Le proteste contro le sepolture islamiche, le indecenti manifestazioni contro la moschea di Lodi, quel sindaco che fa divieto agli infedeli di avvicinarsi alla chiesa cattolica, Boso che addestra il cane a fiutare i marocchini, Biffi e i suoi vescovi emiliani che intimano al governo di vietare l’immigrazione di musulmani, Vittorio Feltri che invita da un canale televisivo a procurarsi una pistola per sparare contro ladri e rapinatori perché lo Stato non ci difende, Storace, Taverna e Plotegher che credono giunto il momento di aggredire le basi stesse della nostra convivenza democratica in nome dei lugubri fantasmi del passato, Bossi che contrasta i diritti umani della dichiarazione europea e dileggia il presidente della Repubblica, Formigoni e Galan che ripudiano l’unità nazionale in nome dei popoli lombardo e veneto: questa è la destra che ci ritroviamo!

Ove è manifesto l’intento di eccitare gli spiriti animali che serpeggiano in una società travagliata, di cavalcare l’egoismo e la paura suscitati da fenomeni reali, di esasperare le tensioni per raccogliere consensi nelle frange incolte ed insicure del corpo elettorale. Assecondare, anche solo per sfruttarli, questi umori regresssivi conduce ad esserne prigionieri. Coltivare tali tendenze primitive, anche se per mero calcolo elettoralistico, lascia un’impronta durevole in chi lo fa. Vero è che, come abbiamo sentito, Silvio Berlusconi garantisce per tutti, anche per queste trasgressive ed estremistiche manifestazioni d’inciviltà.

Ma chi garantisce per lui?

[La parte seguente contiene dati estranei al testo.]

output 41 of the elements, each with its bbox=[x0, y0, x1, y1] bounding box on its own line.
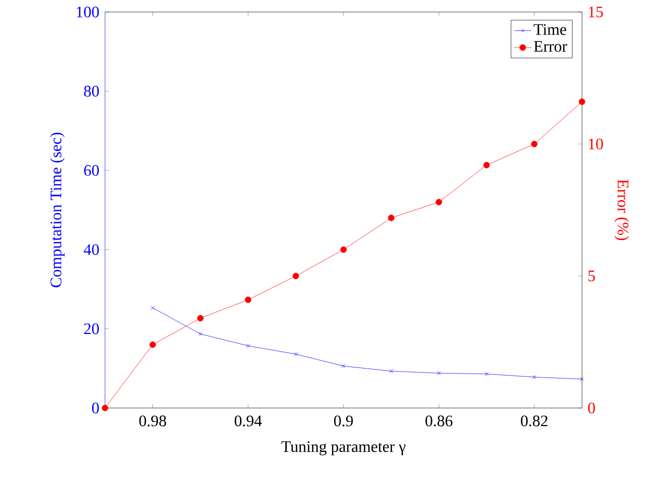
x-tick-label: 0.82 bbox=[520, 416, 548, 426]
y-tick-label: 40 bbox=[84, 244, 99, 255]
point bbox=[292, 272, 299, 280]
y-tick-label: 100 bbox=[76, 6, 99, 18]
y-tick-label: 20 bbox=[84, 323, 99, 334]
point bbox=[150, 306, 155, 310]
point bbox=[197, 315, 204, 322]
x-tick-label: 0.98 bbox=[139, 416, 166, 426]
legend-label: Error bbox=[534, 41, 568, 52]
point bbox=[483, 162, 490, 168]
point bbox=[102, 404, 108, 412]
x-axis-title: Tuning parameter γ bbox=[281, 441, 406, 456]
point bbox=[149, 341, 156, 348]
point bbox=[388, 214, 394, 222]
point bbox=[294, 352, 298, 356]
y2-tick-label: 10 bbox=[588, 138, 603, 150]
y-tick-label: 0 bbox=[92, 402, 99, 414]
point bbox=[246, 344, 250, 348]
legend-label: Time bbox=[534, 24, 566, 35]
point bbox=[484, 372, 489, 376]
y2-tick-label: 5 bbox=[588, 270, 595, 282]
point bbox=[578, 98, 586, 105]
y2-axis-title: Error (%) bbox=[614, 180, 629, 240]
y2-tick-label: 0 bbox=[588, 402, 595, 414]
y-tick-label: 60 bbox=[84, 165, 99, 176]
point bbox=[532, 375, 536, 380]
x-tick-label: 0.94 bbox=[234, 416, 262, 426]
point bbox=[198, 332, 202, 336]
point bbox=[244, 296, 252, 303]
point bbox=[436, 371, 441, 376]
point bbox=[389, 369, 394, 374]
point bbox=[580, 377, 584, 382]
y2-tick-label: 15 bbox=[588, 6, 603, 18]
y-axis-title: Computation Time (sec) bbox=[50, 132, 65, 288]
point bbox=[531, 140, 538, 148]
point bbox=[340, 246, 347, 253]
x-tick-label: 0.86 bbox=[426, 416, 452, 426]
point bbox=[436, 198, 442, 206]
y-tick-label: 80 bbox=[84, 86, 99, 97]
x-tick-label: 0.9 bbox=[334, 416, 353, 426]
point bbox=[342, 364, 346, 368]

Sotto il paludato manto di moderazione che ha indossato da qualche tempo per far dimenticare la sua biografia, non riesce a nascondere, anzi talvolta addirittura ostenta una dottrina micidiale. Gli elettori - egli dice - sanno chi sono, da dove vengo, quello che ho fatto e come l’ho fatto, e ciononostante mi votano. Il voto popolare è la fonte della mia legittimazione, che mi pone al di sopra della legge. Come i medievali monarchi assoluti, che pretendevano di derivare il loro potere da Dio, anch’egli, novello teocrate, pretende di fondare il suo status di legibus solutus sul consenso del moderno sovrano, il popolo, che si procura con un abile e potente utilizzo dei mezzi di comunicazione di massa di cui dispone.

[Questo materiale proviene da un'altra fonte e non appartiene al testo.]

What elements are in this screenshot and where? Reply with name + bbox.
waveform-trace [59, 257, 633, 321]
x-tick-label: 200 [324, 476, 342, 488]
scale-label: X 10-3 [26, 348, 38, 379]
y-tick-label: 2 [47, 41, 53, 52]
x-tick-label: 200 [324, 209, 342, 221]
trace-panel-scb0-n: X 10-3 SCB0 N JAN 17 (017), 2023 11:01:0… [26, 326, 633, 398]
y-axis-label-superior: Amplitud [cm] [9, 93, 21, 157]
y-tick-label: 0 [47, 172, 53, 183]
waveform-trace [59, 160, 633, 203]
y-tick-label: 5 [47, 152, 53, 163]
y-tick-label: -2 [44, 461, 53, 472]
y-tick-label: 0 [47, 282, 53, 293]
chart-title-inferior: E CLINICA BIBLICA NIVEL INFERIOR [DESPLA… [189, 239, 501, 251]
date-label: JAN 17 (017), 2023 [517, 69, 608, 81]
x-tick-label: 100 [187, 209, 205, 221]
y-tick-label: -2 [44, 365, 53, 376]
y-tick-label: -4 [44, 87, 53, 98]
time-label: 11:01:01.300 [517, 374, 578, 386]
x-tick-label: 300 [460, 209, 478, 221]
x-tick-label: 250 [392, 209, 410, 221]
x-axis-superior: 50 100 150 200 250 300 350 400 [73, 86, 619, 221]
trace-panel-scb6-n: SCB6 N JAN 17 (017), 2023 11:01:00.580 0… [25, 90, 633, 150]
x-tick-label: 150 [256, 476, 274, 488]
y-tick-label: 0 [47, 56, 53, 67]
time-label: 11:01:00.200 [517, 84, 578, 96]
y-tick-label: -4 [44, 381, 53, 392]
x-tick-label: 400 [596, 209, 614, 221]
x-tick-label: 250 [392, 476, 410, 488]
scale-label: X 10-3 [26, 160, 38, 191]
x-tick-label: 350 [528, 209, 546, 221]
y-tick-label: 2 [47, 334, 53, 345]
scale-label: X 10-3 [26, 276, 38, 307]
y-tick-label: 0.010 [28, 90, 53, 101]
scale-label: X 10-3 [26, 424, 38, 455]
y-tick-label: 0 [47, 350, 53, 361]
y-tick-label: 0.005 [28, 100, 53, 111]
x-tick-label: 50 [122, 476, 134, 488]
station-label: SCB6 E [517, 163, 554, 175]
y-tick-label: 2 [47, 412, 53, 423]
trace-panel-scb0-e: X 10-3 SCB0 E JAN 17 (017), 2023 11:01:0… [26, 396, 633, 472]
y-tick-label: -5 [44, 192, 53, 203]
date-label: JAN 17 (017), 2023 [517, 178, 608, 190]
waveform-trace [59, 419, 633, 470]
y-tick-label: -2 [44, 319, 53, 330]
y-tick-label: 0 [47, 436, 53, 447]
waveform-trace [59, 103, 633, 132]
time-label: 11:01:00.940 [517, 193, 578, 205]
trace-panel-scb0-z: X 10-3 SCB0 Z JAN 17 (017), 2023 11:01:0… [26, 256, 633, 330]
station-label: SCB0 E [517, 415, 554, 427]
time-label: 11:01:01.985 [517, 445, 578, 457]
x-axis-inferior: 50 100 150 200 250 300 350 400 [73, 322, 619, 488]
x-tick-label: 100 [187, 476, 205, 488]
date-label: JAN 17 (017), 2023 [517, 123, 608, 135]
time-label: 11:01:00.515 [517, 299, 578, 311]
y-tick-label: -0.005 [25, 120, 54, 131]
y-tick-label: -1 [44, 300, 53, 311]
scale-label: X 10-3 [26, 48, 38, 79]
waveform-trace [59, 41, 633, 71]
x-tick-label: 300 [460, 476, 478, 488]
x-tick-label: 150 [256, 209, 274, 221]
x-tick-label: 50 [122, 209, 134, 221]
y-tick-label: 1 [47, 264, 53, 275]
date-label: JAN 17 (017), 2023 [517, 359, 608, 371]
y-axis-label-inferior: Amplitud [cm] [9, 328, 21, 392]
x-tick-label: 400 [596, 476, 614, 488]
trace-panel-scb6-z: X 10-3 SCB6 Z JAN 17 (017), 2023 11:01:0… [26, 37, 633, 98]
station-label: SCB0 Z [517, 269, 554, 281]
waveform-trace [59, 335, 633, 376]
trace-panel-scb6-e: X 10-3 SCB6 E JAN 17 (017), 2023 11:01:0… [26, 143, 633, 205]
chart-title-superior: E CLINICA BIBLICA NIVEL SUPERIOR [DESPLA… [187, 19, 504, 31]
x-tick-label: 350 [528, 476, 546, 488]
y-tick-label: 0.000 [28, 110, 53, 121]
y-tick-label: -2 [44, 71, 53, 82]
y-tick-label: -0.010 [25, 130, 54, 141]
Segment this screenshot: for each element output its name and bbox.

Una tale dottrina, spavaldamente annunciata, se dovesse conseguire con la vittoria della destra un avallo popolare, scardinerebbe le fondamenta stesse dell’ordinamento liberal-democratico, basato sulla divisione dei poteri e sul loro reciproco controllo, costruito in due secoli di civiltà.

La garanzia contro Berlusconi è Rutelli. Siamo impegnati in una nuova resistenza per conservare questa nostra Italia in una Europa federale nascente chiamata a nuove grandi responsabilità.

Vorrei sbagliarmi, ma credo che la posta in gioco sia proprio questa.